Я опустила глаза, а Орэт Дёнуарович продолжал:
– Я осмелился обратиться к вам только потому, что знаю вас как трудолюбивую и ответственную студентку. И… и мне было бы приятно иногда поговорить о любимом предмете… биологии. Ведь я живу один. Живу за городом, на даче… в тихом месте, не доезжая Голицына. На машине добираться недолго. Я слышал, вы водите машину?
– Вожу, – ответила я машинально.
– Вот и хорошо. Приезжать будете после учёбы к трём часам дня. Для сиделки подготовлена гостевая комната – светлая, просторная, с отдельной ванной. Кроме меня в доме живут дворецкий, две домработницы, посудомойка и повар…
«Дворецкий!»
– …Смею заметить, прекрасный повар. Питание в общую оплату не входит, но вам не придётся платить за еду. Вы, если пожелаете, составите мне компанию за обедом и ужином. В десять вечера приходит ещё одна сиделка, ночная… Кстати, забыл сказать, в доме богатая библиотека, и вы сможете там заниматься.
Профессор Этернель заметно волновался. На мертвенно-бледных щеках выступили багровые пятна.
У меня же голова шла кругом. И зарплату будет платить, и кормить, и жильё бесплатное предоставит!
– А почему вы меня выбрали, Орэт Дёнуарович? – спросила я прямо. – Навыков сиделки у меня нет. А если не справлюсь?
– Уверен, что справитесь. Не скрою, Василиса Михайловна, я навёл некоторые справки и… узнал, что вы живёте в Москве одна. Значит, никто из родных возражать не будет, если вы поселитесь у меня. Потом… наличие машины сыграло свою роль. Ко мне городским транспортом не добраться, только по поселковой дороге, а это довольно далеко. И кроме того, вы привлекли меня необычностью… и красотой. Я человек старый, но и старики – тоже люди… даже если они – почти мертвецы.

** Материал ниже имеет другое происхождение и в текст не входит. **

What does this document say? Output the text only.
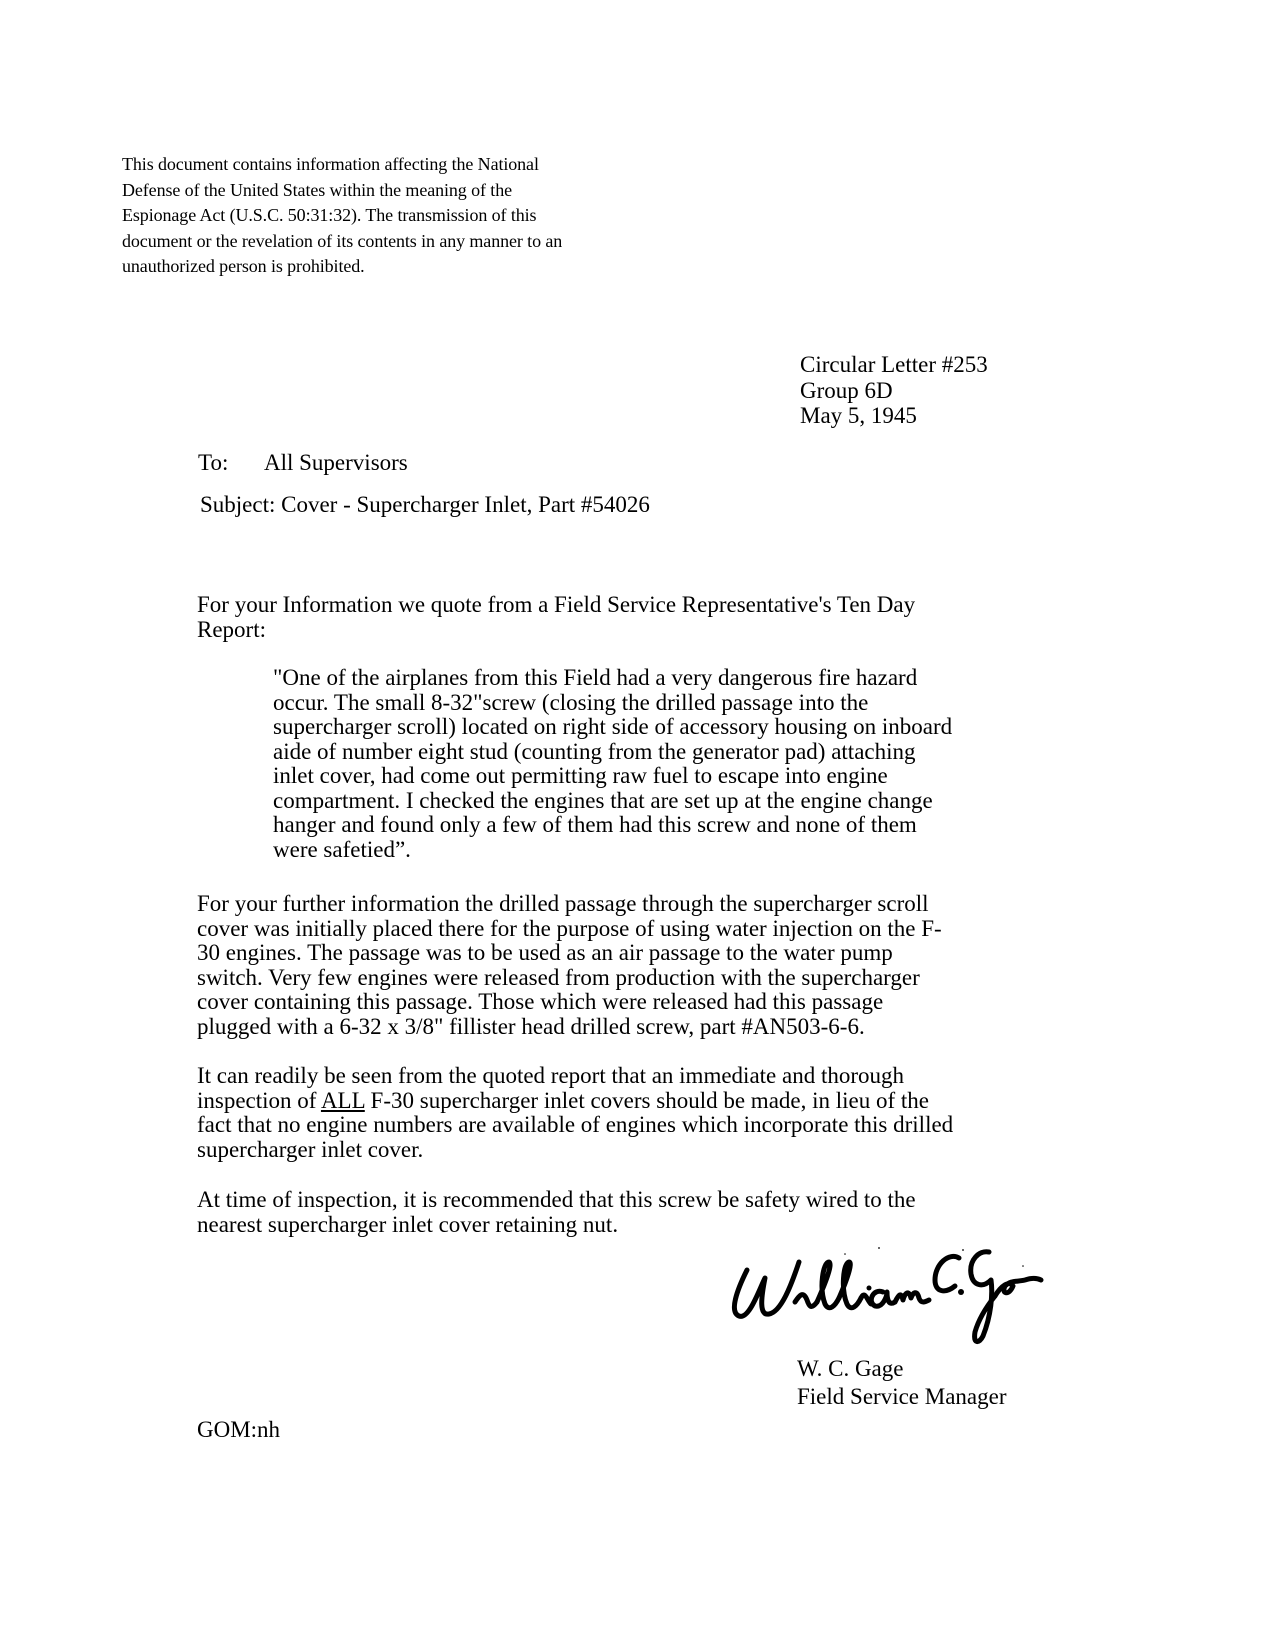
This document contains information affecting the National
Defense of the United States within the meaning of the
Espionage Act (U.S.C. 50:31:32). The transmission of this
document or the revelation of its contents in any manner to an
unauthorized person is prohibited.
Circular Letter #253
Group 6D
May 5, 1945
To: All Supervisors
Subject: Cover - Supercharger Inlet, Part #54026
For your Information we quote from a Field Service Representative's Ten Day
Report:
"One of the airplanes from this Field had a very dangerous fire hazard
occur. The small 8-32"screw (closing the drilled passage into the
supercharger scroll) located on right side of accessory housing on inboard
aide of number eight stud (counting from the generator pad) attaching
inlet cover, had come out permitting raw fuel to escape into engine
compartment. I checked the engines that are set up at the engine change
hanger and found only a few of them had this screw and none of them
were safetied”.
For your further information the drilled passage through the supercharger scroll
cover was initially placed there for the purpose of using water injection on the F-
30 engines. The passage was to be used as an air passage to the water pump
switch. Very few engines were released from production with the supercharger
cover containing this passage. Those which were released had this passage
plugged with a 6-32 x 3/8" fillister head drilled screw, part #AN503-6-6.
It can readily be seen from the quoted report that an immediate and thorough
inspection of ALL F-30 supercharger inlet covers should be made, in lieu of the
fact that no engine numbers are available of engines which incorporate this drilled
supercharger inlet cover.
At time of inspection, it is recommended that this screw be safety wired to the
nearest supercharger inlet cover retaining nut.
W. C. Gage
Field Service Manager
GOM:nh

– Да, вы правы. Мертвецы – тоже люди, потому что… – я посмотрела на философа с интересом.
– Потому что смерть – тоже часть жизни, не так ли? – продолжил старик. – Значит, вы согласны? Если нужен контракт, то составим завтра же.
– Я бы хотела подумать, Орэт Дёнуарович…
– Сколько? – спросил профессор Этернель нетерпеливо, но опомнился и продолжил спокойно: – Я пробуду здесь до четырёх. Двух часов хватит обдумать предложение? Я, конечно, не прав, что отложил серьёзный разговор на последний день, но мне хотелось лично с вами побеседовать. Я подумал, что по телефону вы мне откажете… Только не подумайте, Василиса Михайловна, я… не какой-нибудь там негодяй. Понимаю, мы почти не знакомы, и вы вправе отказать. Просто жить мне осталось не так уж много, и я хотел напоследок… Впрочем, не слушайте меня. Решайте сами.
Через два часа я подошла к дверям профессорского кабинета. Они раскрылись как по волшебству. За столом, склонившись над солидным, пожелтевшим от времени томом, сидел профессор Этернель.
– Вы согласны, Василиса Михайловна? – Голос старика прозвучал неожиданно звонко и молодо.
– Согласна, Орэт Дёнуарович. Ваше предложение слишком выгодно, чтобы отказываться. Работы я не боюсь. Вот только… могу ли я задать три вопроса.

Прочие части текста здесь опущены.